Aux Etats-Unis, un scandale éclata, lorsqu’en 1972, apparût au grand jour une expérience qui se déroulait depuis plusieurs années, commencée en 1932 : dans le cadre d’un projet visant à l’éradication de la syphilis, une expérience d’observation avait été entreprise en Alabama, afin d’étudier comment cette maladie évoluait naturellement. Aucune thérapie n’était donc administrée aux malades: il s’agissait simplement d’observer pour comprendre. L’expérience se poursuivit jusqu’à ce qu’une campagne de presse qualifie cette expérience de «cauchemar moral». En effet, dès après la guerre, la pénicilline était disponible et n’avait jamais été administrée aux malades qui, par ailleurs, étaient tous noirs, peu scolarisés et pauvres. Et ici, il ne s’agissait pas de médecins nazis !

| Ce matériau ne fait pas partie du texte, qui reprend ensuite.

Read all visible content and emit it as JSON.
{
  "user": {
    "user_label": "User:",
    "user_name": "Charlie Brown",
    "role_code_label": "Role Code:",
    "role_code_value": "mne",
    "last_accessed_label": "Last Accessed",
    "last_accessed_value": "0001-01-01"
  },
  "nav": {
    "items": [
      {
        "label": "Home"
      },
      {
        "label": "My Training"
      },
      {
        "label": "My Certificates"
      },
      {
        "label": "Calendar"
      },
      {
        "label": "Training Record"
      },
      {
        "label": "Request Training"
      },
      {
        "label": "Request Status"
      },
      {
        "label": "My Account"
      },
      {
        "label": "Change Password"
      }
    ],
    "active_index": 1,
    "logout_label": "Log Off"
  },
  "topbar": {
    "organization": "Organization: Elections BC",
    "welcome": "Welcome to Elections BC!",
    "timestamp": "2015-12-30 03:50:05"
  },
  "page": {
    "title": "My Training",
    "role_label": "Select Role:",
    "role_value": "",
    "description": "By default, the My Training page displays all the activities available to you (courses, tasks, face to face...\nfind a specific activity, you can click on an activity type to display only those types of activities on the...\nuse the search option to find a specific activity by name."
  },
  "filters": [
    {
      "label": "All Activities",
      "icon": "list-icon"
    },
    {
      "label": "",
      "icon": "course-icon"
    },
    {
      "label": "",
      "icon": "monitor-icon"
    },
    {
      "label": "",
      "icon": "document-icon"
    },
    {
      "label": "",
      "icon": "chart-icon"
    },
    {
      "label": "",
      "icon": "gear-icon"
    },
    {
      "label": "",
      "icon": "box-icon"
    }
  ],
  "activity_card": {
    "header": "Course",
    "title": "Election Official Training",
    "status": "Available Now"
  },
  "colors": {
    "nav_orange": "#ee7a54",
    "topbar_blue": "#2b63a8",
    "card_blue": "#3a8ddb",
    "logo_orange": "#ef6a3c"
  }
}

À l’occasion de cette publicité, d’autres «affaires» furent révélées, provoquant une réflexion institutionnelle. Le gouvernement étasunien mandata une commission, the National Commission for the Study of Ethical Dilemmas et la chargea de rédiger des recommandations.
Le Rapport de Belmont et sa postérité
Le travail trouva son aboutissement dans la publication en 1978 du Rapport de Belmont, dans lequel sont énoncés trois principes qui, depuis, aux USA, encadrent la recherche sur les sujets humains et, au-delà, toute relation entre un médecin et son patient: le respect de l’autonomie du patient, la bienfaisance et la justice. Le principe d’autonomie est fondé sur la conviction que toute personne doit être protégée de la coercition, et respectée dans les décisions fondamentales qu’il prend pour sa vie. Un quatrième principe leur fut ajouté ultérieurement, dont l’autorité remonte au médecin grec Hippocrate, primum non noccere, principe de non-malfaisance. Le Belmont Report estime que ce sont là des principes objectifs, de portée universelle. On est aujourd’hui plus prudent à ce sujet.
L’année suivante, 1979, vit la première publication de l’ouvrage de Tom L. Beauchamp et James F. Childress, Les principes de l’éthique biomédicale, qui argumentent et développent les principes proposés par le Belmont Report. Ces développements inaugurèrent l’approche fondée sur les principes - désormais désignée sous l’expression de théorie principiste - qui fait des quatre principes généraux le pivot fondateur de son approche des problèmes bioéthiques.
Ces quatre principes sont dits prima facie, c'est-à-dire obligatoires dans la mesure où ils n’entrent pas en contradiction. Dans ce cas, lequel de ces principes aura priorité sur les autres ? Ce sont les conséquences qui le détermineront, raison pour laquelle la théorie principiste de Beauchamp et Childress est qualifiée de conséquentialiste.
L’ouvrage de Beaumont et Childress a eu une influence considérable sur la réflexion en éthique médicale. Il est parfois qualifié de bible de l’éthique médicale. A ce jour l’on compte cinq rééditions depuis 1979, toujours révisées et actualisées, et de nombreuses traductions. La traduction française, par Martine Fisbach, date de 2008.[6] Aujourd’hui encore, l’on trouve bien peu de publications en éthique médicale qui ne font explicitement référence à cet ouvrage, au point qu’il a largement participé à l’élaboration des concepts et que peu de théories éthiques ne se fondent – en contradiction, en réaction, ou en accord – sans référence au travail de Beauchamp et Childress.



[1] Rameix, S. (2004), La décision médicale : du paternalisme des médecins à l’autonomie des patients.
[2] Mill, J. Stuart (1859) On Liberty.
[3] Dörr, Anneliese & Gorostegui, M. E. (2006) Autonomy and Euthanasia: The Importance of the Cultural Context. Ehrenreich Price 2006. University of Southern California.
[4] Rameix S. (2004) La décision médicale : du paternalisme des médecins à l’autonomie des patients.
[5] Jones, W. H. S. (1923) Hippocrates, Harvard University Press, Cambridge, MA.
[6] Beauchamp, Tom L. & Childress, James F. (2008) Les principes de l’éthique biomédicale. Traduit de l’anglais par Martine Fisbach - Editions Les Belles Lettres.